Admission: regular 8 EUR, concession 3 EUR, children under six free. With a Berlin City Tour Card you qualify for a 3 EUR reduction, with a Berlin Welcome card it's 2.25 EUR off; and there's also a reduced admission co-operation with the nearby Berlin Modern Art Gallery (if you visit both on the same day or the following day).
Audio-guides are available (in German, English, French, Italian, Spanish, Russian, Hebrew, Japanese) and cost 3 EUR (ID deposit required as well).

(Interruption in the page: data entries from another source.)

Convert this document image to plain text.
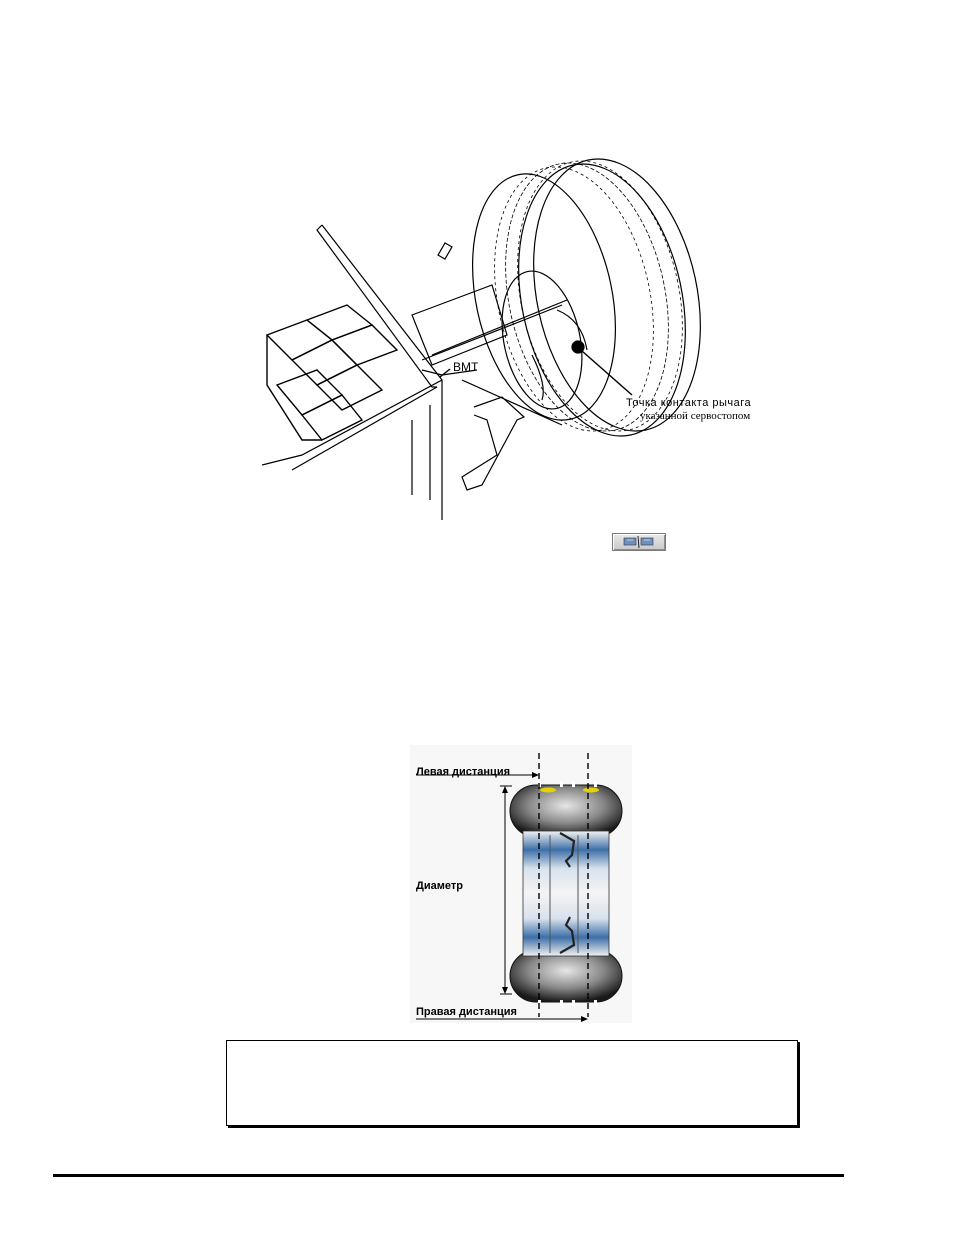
ВМТ
Точка контакта рычага
указанной сервостопом
Левая дистанция
Диаметр
Правая дистанция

Time required: difficult to say – some people spend hours on end in the museum, others are more selective. It's also easy to get lost in the labyrinthine layout of the main exhibition, so that can add unexpected time. If you're prepared to skim through many parts of the museum and just concentrate on the dark aspects, then an hour and a half or so might do. If you want to go through everything, you may need a whole day.
A short walk west of this is the new 'Topography of Terror
', which would also fit in thematically with some of the darker aspects of the Jewish Museum …
For more see under Berlin
Combinations with non-dark destinations:
in general see under Berlin
– the Jewish Museum is not far from the city centre, but the immediate environs aren't all that touristy. Those who appreciate the Jewish Museum's modernity, however, may also enjoy the nearby Museum of Modern Art, Photography and Architecture (Alte Jakobstraße 124-128, open Wednesday to Monday 10 a.m. to 6 p.m., admission 8 EUR).
Also not far, at the southern end of Willhelmstraße a few hundred yards south-west of the museum, is another remarkable modern building, the Willy-Brandt-Haus, HQ of Germany's Social Democratic Party (on the corner of Wilhelmstraße and Stresemannstraße).